A feature of the present invention is the ability to concentrate a metal or other wear-resistant surface within the valve guide in the area of the most significant wear, while maintaining for the most part the heat transfer characteristics of the valve guide assembly. Frequently, the metals of good conductivity such as cast iron from which valve inserts have been made have poorer wear characteristics, while metallic surfaces that exhibit adequate resistance to wear have poorer heat transfer properties and may be more expensive. The present invention overcomes these problems by employing a valve guide insert that is made of high strength, good heat-conducting material and has a major portion of its internal surface exposed to the valve stem, while having only a minor portion of its internal surface occupied by a wear-resistant surface in the form of a ring, e.g. up to about 30% or more of the length of the insert. The percentage of wear-resistant material can vary depending on the engine and the stem to guide to port relationships, the valve lift, lubrication, among others. In any event, a more efficient system is obtained in overcoming wear without detracting from other advantages such as good dissipation of heat. Furthermore, the invention employs relatively few parts in a unique configuration such that the valve guide insert can be placed within the valve guide passageway with a minimum of effort avoiding the complexity of systems described above.

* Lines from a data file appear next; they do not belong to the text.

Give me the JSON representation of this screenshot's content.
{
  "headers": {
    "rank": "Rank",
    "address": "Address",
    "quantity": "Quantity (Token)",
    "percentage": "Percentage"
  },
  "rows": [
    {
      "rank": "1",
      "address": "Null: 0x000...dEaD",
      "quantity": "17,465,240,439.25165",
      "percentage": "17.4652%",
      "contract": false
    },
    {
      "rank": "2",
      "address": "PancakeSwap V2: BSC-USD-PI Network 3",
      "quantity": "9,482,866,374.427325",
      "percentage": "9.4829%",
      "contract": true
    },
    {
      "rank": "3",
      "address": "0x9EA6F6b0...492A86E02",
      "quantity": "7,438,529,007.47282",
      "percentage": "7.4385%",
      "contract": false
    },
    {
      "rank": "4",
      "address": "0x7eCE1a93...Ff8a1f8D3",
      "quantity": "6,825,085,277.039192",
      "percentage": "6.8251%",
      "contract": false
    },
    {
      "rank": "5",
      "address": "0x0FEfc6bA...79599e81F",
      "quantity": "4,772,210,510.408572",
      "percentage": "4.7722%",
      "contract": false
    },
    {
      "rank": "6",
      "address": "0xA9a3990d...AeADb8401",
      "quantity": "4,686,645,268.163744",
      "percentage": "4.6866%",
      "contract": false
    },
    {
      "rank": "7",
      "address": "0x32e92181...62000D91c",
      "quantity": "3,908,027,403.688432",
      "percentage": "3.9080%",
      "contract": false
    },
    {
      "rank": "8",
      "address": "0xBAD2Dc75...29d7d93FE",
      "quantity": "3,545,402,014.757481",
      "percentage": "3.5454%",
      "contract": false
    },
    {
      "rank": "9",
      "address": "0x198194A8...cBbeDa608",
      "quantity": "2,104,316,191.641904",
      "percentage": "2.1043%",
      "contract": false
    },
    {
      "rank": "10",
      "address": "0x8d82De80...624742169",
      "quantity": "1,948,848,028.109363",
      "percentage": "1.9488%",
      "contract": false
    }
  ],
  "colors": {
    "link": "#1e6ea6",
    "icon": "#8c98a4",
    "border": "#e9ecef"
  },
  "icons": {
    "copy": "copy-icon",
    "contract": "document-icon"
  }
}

Some embodiments of the invention which incorporate the features just described include two and three-part valve guide assemblies in which a stellite or carbide or other wear-resistant ring is carried by sleeve or valve guide insert made for example, of cast iron. In one form, the invention includes two parts where the sleeve forms a major part of the assembly and has a spring end and another end remote therefrom for carrying the wear-resistant ring. The ring is configured to be retained in place by the sleeve and is arranged in the port end of the assembly. In another arrangement there are two sleeve parts which together completely circumscribe the ring which is thereby retained. In a third embodiment, the annular recess is carved in internal surfaces at or near the port end of a single sleeve member. The ring is placed in the recess and the ring has shoulders or other retention means for maintaining it in place.
In another form of applicant's invention a portion of the internal surfaces of the valve guide sleeve is machined or, otherwise, cut-away for bonding hard, wear-resistant metal as a ring inside the sleeve. Subsequently, the ring portion of the valve guide insert is bonded to the internal surfaces. When a sufficient depth of metal has been bonded to the sleeve, the internal surface of the entire composite can then be refinished to the desired size to achieve a constant internal diameter throughout. In this manner a one piece composite assembly is achieved with the wear-resistant ring being concentrated in the area of greatest potential wear at or near the port end of the sleeve. With this assembly, unlike the Teflon coating or internal sleeves which have provided lubrication or wear resistance throughout the entire length of valve guide inserts, the internal ring and its accompanying advantageous wear characteristics can be employed only in the vicinity of maximum wear adjacent the port end of the tube. Since only a relatively small part of the internal surface of the valve guide insert is covered, the remaining portion of the insert remains exposed to the valve stem so that the heat transfer characteristics of the insert remain substantially unhindered.